Che ricaduta nel sociale dai messaggi che arrivano da Roma e da Assisi !

Che ricaduta nel sociale dai messaggi che arrivano da Roma e da Assisi ! Da Roma ieri e da Assisi oggi ! …. Ieri da Papa Francesco che ha aperto il Sinodo dei Giovani ed oggi da Assisi per la festa del Patrono d’Italia, dal 119° successore di san Francesco, il Custode della basilica in cui riposano le spoglie del poverello il Padre francescano-conventuale Fra Marco Tasca. Il Papa che invoca lo Spirito perché  possa “risvegliare e rinnovare la capacità di sognare e sperare”, per non lasciarsi soffocare e schiacciare dai profeti di calamità e di sventura, né dai limiti umani, errori e peccati, ritrovando una capacità nuova per  allargare orizzonti, dilatare il cuore e trasformare quelle strutture che oggi ci paralizzano. Non solo ! Guardando alle situazioni in cui si trovano oggi tanti giovani, la speranza ci interpella – dice il Papa – ci deve portare alla forza di rompere il conformismo, guardare alle concrete situazioni e rompere la logica del “si è sempre fatto così”. E testualmente “ La stessa speranza ci chiede di lavorare per rovesciare le situazioni di precarietà, di esclusione e di violenza, alle quali sono esposti i nostri ragazzi ”. E ancora : I giovani, che sono “frutto di molte delle decisioni prese nel passato” – chiarisce Papa Francesco – “ci chiamano a farci carico insieme a loro del presente con maggior impegno e a lottare contro ciò che in ogni modo impedisce alla loro vita di svilupparsi con dignità”.

Il Padre Custode Fra Marco Tasca, ministro generale dell’Ordine dei Frati minori conventuali, alla presenza del Presidente del Consiglio dei Ministri prof. giuseppe Conti e delle massime autorità, ricorda che “ S. Francesco ha messo al centro la fraternità” ed invita a pensare alle ricadute nel sociale che avrebbe questa idea.
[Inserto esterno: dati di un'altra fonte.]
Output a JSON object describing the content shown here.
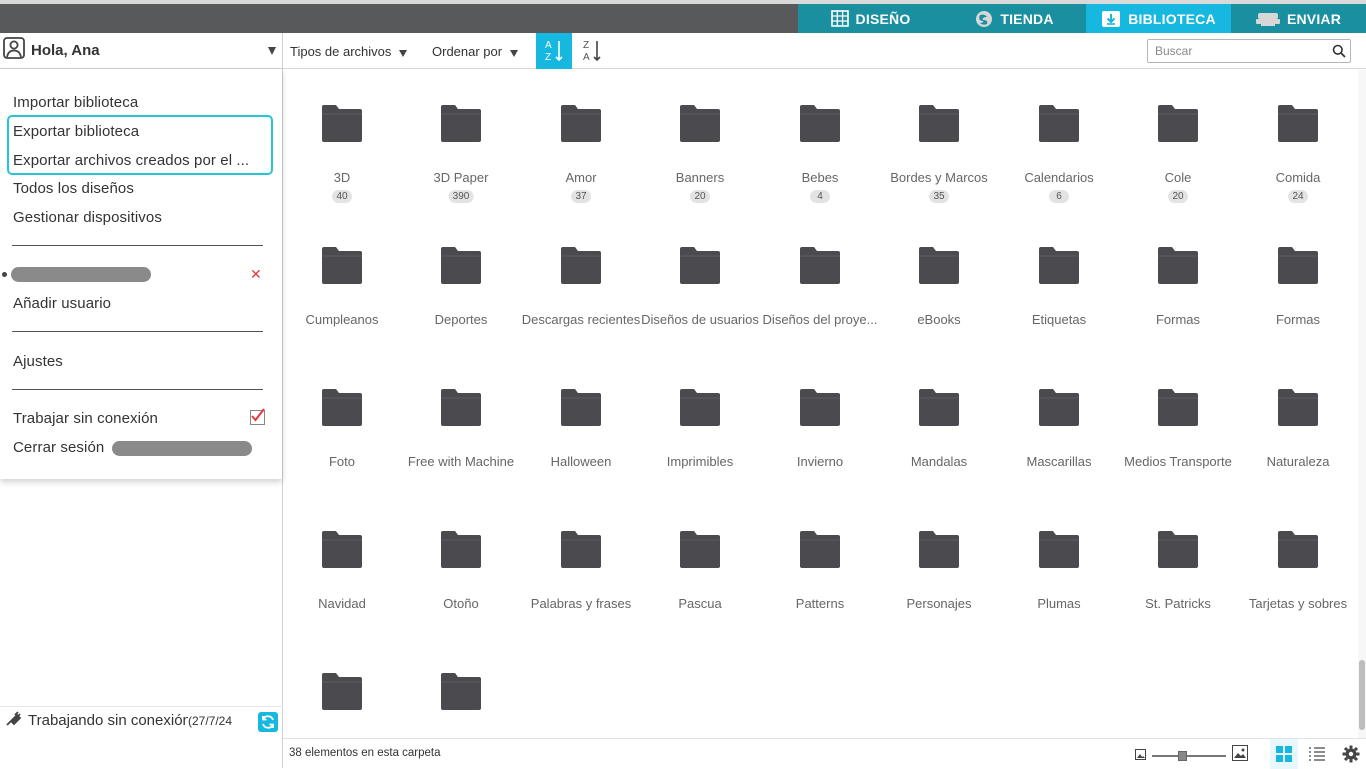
{
  "tabs": [
    {
      "label": "DISEÑO",
      "icon": "grid-icon"
    },
    {
      "label": "TIENDA",
      "icon": "silhouette-icon"
    },
    {
      "label": "BIBLIOTECA",
      "icon": "download-icon",
      "active": true
    },
    {
      "label": "ENVIAR",
      "icon": "cutter-icon"
    }
  ],
  "user": {
    "greeting": "Hola, Ana"
  },
  "menu": {
    "import": "Importar biblioteca",
    "export": "Exportar biblioteca",
    "export_user": "Exportar archivos creados por el ...",
    "all_designs": "Todos los diseños",
    "manage_devices": "Gestionar dispositivos",
    "add_user": "Añadir usuario",
    "settings": "Ajustes",
    "offline_mode": "Trabajar sin conexión",
    "offline_checked": true,
    "logout": "Cerrar sesión",
    "remove_glyph": "✕"
  },
  "offline_status": {
    "text": "Trabajando sin conexión",
    "date": "(27/7/24"
  },
  "toolbar": {
    "file_types": "Tipos de archivos",
    "sort_by": "Ordenar por",
    "search_placeholder": "Buscar"
  },
  "folders": [
    {
      "name": "3D",
      "count": "40"
    },
    {
      "name": "3D Paper",
      "count": "390"
    },
    {
      "name": "Amor",
      "count": "37"
    },
    {
      "name": "Banners",
      "count": "20"
    },
    {
      "name": "Bebes",
      "count": "4"
    },
    {
      "name": "Bordes y Marcos",
      "count": "35"
    },
    {
      "name": "Calendarios",
      "count": "6"
    },
    {
      "name": "Cole",
      "count": "20"
    },
    {
      "name": "Comida",
      "count": "24"
    },
    {
      "name": "Cumpleanos"
    },
    {
      "name": "Deportes"
    },
    {
      "name": "Descargas recientes"
    },
    {
      "name": "Diseños de usuarios"
    },
    {
      "name": "Diseños del proye..."
    },
    {
      "name": "eBooks"
    },
    {
      "name": "Etiquetas"
    },
    {
      "name": "Formas"
    },
    {
      "name": "Formas"
    },
    {
      "name": "Foto"
    },
    {
      "name": "Free with Machine"
    },
    {
      "name": "Halloween"
    },
    {
      "name": "Imprimibles"
    },
    {
      "name": "Invierno"
    },
    {
      "name": "Mandalas"
    },
    {
      "name": "Mascarillas"
    },
    {
      "name": "Medios Transporte"
    },
    {
      "name": "Naturaleza"
    },
    {
      "name": "Navidad"
    },
    {
      "name": "Otoño"
    },
    {
      "name": "Palabras y frases"
    },
    {
      "name": "Pascua"
    },
    {
      "name": "Patterns"
    },
    {
      "name": "Personajes"
    },
    {
      "name": "Plumas"
    },
    {
      "name": "St. Patricks"
    },
    {
      "name": "Tarjetas y sobres"
    },
    {
      "name": ""
    },
    {
      "name": ""
    }
  ],
  "status": {
    "count_text": "38 elementos en esta carpeta",
    "zoom_level": 0.4
  },
  "colors": {
    "accent": "#16b8e0",
    "tabbar": "#1a8fa0",
    "folder": "#4a4a4f",
    "highlight": "#25c6d9"
  }
}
E nel giorno in cui si celebra la festa di san Francesco d’Assisi patrono d’Italia, fra Marco non poteva mancare di gettare il suo sguardo sulla situazione concreta che il nostro Paese sta vivendo. E quindi dice: “Dobbiamo dare a tutti gli italiani un grande sogno. La politica si sta impegnando nel fornire risposte ai problemi urgenti”. E si chiede : “Ma verso cosa ci muoviamo?”. Una domanda che interroga tutti, perché la constatazione è che oggi “manca un grande sogno condiviso dal popolo”.

Mi pare che ci sia abbastanza per riflettere su questi messaggi da Roma e da Assisi, mentre troppe parole a vuoto , se non addirittura fuorvianti si sentono, che , nel migliore dei casi a nulla servono, rischiando di distrarre solo l’attenzione dai problemi concreti, per i quali il popolo a larga maggioranza ha chiesto e chiede a tutte le forze politiche, un modo nuovo di affrontarli, decisamente diverso dal passato prossimo e recente, che ha prodotto quella situazione sociale do povertà e diseguaglianze che le statistiche con la crudezza dei numeri hanno messo in evidenza e che eticamente sono intollerabili.

Bando allora al gossip ed alle polemiche sul passato, per ritrovare tutti , sia che ci si trovi in maggioranza che all’ opposizione, la passione, la grinta, il coraggio di mettere da parte gli interessi particolari, per puntare in un’ottica nuova ad un nuovo modello politico-sociale che dia risposte concrete ai problemi sul tappeto.